Well when you're drinking tequila mixed with water out of a steve Austin cup I really don't think acquiring a straw is your main priority
the bar told me i would have to take an hour break so they could wash the shot glasses
The fact that he is from Canada is way more embarrassing than the fact that you met him on match.com
Jail wasn't bad. Was poppin Xanax the whole way there
I got a dollar bill stuffed into my bra on two separate occasions by two separate guys simply for having boobs. I feel like somewhere god is patting himself on te back while pointing at me goin "you're welcome dude." easiest two bucks I ever made.
Got laid last night using the intro line of "rate your hurricane evacuation plan on a scale of 1-10"
My chest smells like french fries. Get at me attractive men.
You just kept walking around in a circle saying "well played 6th street well played" before falling over.
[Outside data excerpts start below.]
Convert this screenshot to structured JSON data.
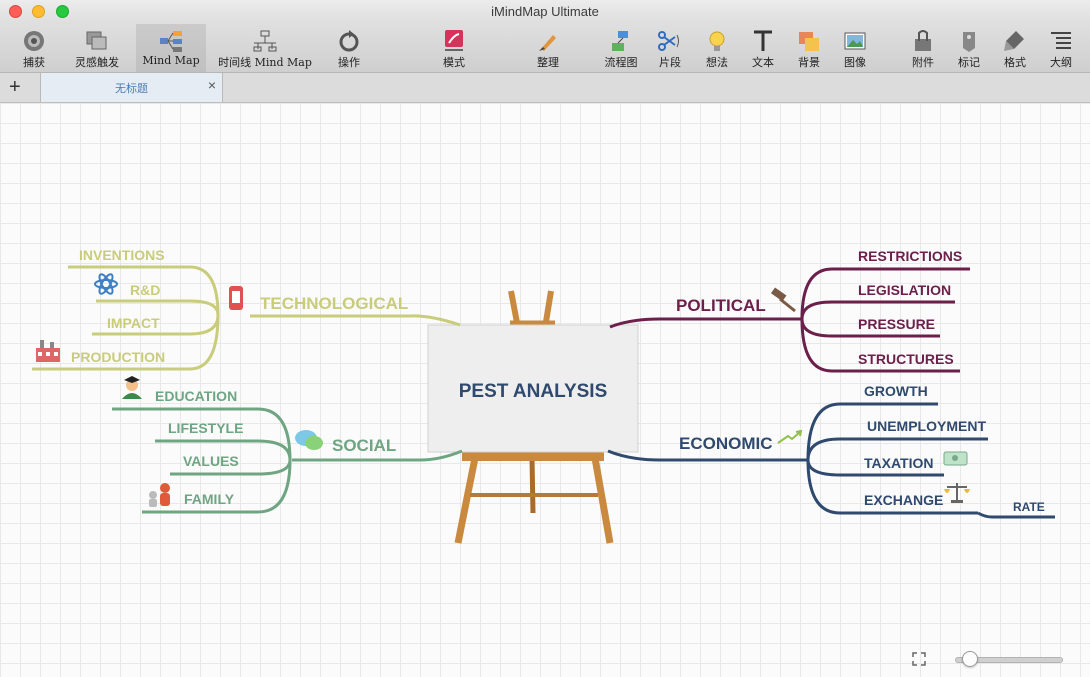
{
  "window": {
    "title": "iMindMap Ultimate"
  },
  "toolbar": {
    "capture": "捕获",
    "inspire": "灵感触发",
    "mindmap": "Mind Map",
    "timeline": "时间线 Mind Map",
    "operation": "操作",
    "mode": "模式",
    "organize": "整理",
    "flowchart": "流程图",
    "snippet": "片段",
    "idea": "想法",
    "text": "文本",
    "background": "背景",
    "image": "图像",
    "attachment": "附件",
    "mark": "标记",
    "format": "格式",
    "outline": "大纲"
  },
  "tabs": {
    "new_tab": "+",
    "current": "无标题",
    "close": "×"
  },
  "map": {
    "central": "PEST ANALYSIS",
    "branches": {
      "technological": {
        "label": "TECHNOLOGICAL",
        "color": "#c9cc7a",
        "items": [
          "INVENTIONS",
          "R&D",
          "IMPACT",
          "PRODUCTION"
        ]
      },
      "social": {
        "label": "SOCIAL",
        "color": "#6fa582",
        "items": [
          "EDUCATION",
          "LIFESTYLE",
          "VALUES",
          "FAMILY"
        ]
      },
      "political": {
        "label": "POLITICAL",
        "color": "#6b1f4a",
        "items": [
          "RESTRICTIONS",
          "LEGISLATION",
          "PRESSURE",
          "STRUCTURES"
        ]
      },
      "economic": {
        "label": "ECONOMIC",
        "color": "#2f4a6e",
        "items": [
          "GROWTH",
          "UNEMPLOYMENT",
          "TAXATION",
          "EXCHANGE"
        ],
        "sub": "RATE"
      }
    }
  },
  "icons": {
    "capture": "camera-iris-icon",
    "inspire": "stack-icon",
    "mindmap": "mindmap-icon",
    "timeline": "timeline-icon",
    "operation": "rotate-icon",
    "mode": "mode-icon",
    "organize": "brush-icon",
    "flowchart": "flowchart-icon",
    "snippet": "scissors-icon",
    "idea": "lightbulb-icon",
    "text": "text-t-icon",
    "background": "background-icon",
    "image": "picture-icon",
    "attachment": "paperclip-icon",
    "mark": "tag-icon",
    "format": "format-brush-icon",
    "outline": "outline-list-icon"
  }
}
So I have to send you an email about my weekend, heretofore referred to as The Perfect Weekend. Wherein I have lots of awesome sex with a guy with THE MOST AMAZING BODY.
I look forward to this email. I will respond with, Condoms and Creepers: The Adventures of Online Dating.
I dropped a piece of Mac and cheese in the shower and I almost still ate it. Stoned, but not stoned enough to degrade myself.
I got arrested FOR running from the cops. In college Dad got arrested and THEN ran from the cops. So it could be worse.